Wednesday, February 15, 2012

A baby that doesn't feel like mine

I visited Alexa every day that she was in the NICU, a grand total of 27 days. Although to some of the mommies of micro preemies and preemies with other serious health issues this may not seem like that long, but for me it was a lifetime. That many more days feeling distant, apart, and strangely detached from her. The nurses really only wanted us to hold her during feeding time, once every 3 hours, for about 20 minutes. So we would come to the hospital for at least 2 feedings a day. Usually spending about six hours there, sitting on the couch, watching her sleep in her incubator, and later, her crib.

During my OB rotation in nursing school I never understood those women that demanded their babies be immediately handed to them, still dripping with blood and birth goo, cord still dangling, to be held skin to skin and begin the bond. To be quite frank I thought it was horrendous, I mean for God sake wipe the thing off or something first. But as I sat there in the NICU, looking as this little baby from across the room I just felt like she belonged to someone else. I had not bonded with her at all, I felt like she was stolen from me, held captive. I hardly even saw my baby after she was born, a split second, then the window was shut. I got to hold this baby, my baby, for less than an hour a day and that's only when my husband or family didn't want to sneak in on the chance. She was tied to the wall by an entourage of tubes and monitors. You couldn't go further than the rocking chair by her crib.

When we were not at the hospital my husband and I lived pretty normally, like we had no baby at all. My husband was laid off at the time, and I was on maternity leave, so there we were baby less parents. Oh yeah and I kept pumping.

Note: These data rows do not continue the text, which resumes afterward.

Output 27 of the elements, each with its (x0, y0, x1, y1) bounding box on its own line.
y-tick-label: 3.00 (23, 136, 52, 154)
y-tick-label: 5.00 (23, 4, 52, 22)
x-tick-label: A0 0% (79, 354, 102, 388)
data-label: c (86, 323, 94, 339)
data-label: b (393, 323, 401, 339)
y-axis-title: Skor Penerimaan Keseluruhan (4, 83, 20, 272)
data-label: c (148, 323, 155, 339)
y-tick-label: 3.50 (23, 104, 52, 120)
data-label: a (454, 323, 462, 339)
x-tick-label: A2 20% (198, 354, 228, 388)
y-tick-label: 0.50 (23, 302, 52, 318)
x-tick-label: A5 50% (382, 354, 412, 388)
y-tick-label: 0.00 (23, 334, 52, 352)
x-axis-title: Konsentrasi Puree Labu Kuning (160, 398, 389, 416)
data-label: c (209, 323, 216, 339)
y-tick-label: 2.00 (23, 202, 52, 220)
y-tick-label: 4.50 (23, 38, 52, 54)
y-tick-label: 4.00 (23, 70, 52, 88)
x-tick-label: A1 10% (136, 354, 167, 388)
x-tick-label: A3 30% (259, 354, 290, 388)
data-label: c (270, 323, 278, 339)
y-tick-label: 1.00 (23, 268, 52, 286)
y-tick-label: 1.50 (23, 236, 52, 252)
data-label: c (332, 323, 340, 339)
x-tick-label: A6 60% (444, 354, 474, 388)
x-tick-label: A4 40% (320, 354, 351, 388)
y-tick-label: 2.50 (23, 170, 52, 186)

Another way a new mom bonds with her baby is through breastfeeding. My baby wad being fed breast milk with added formula for extra calories to help her gain weight via a tube through her nose. So that was out of the question. Everything that you read encourages what they call "kangaroo care" or "skin to skin" holding of your baby but whenever we tried that there seemed to be a problem. The nurses would ONLY let me hold her during feeding times and she had horrible reflux. This being said it took a long time to get her pj's on and off with all the monitors she had and they did not want her to be moved around after her feeding or she would spit it up. So the closest I ever really got was being able to unswaddle her and hold her pjs to skin, still for 20 minutes or less, once every three hours.

The baby I was looking at was not my own. She belonged to someone else. Some one else was meeting all of her needs and I was useless to her. Just another face, just another visitor.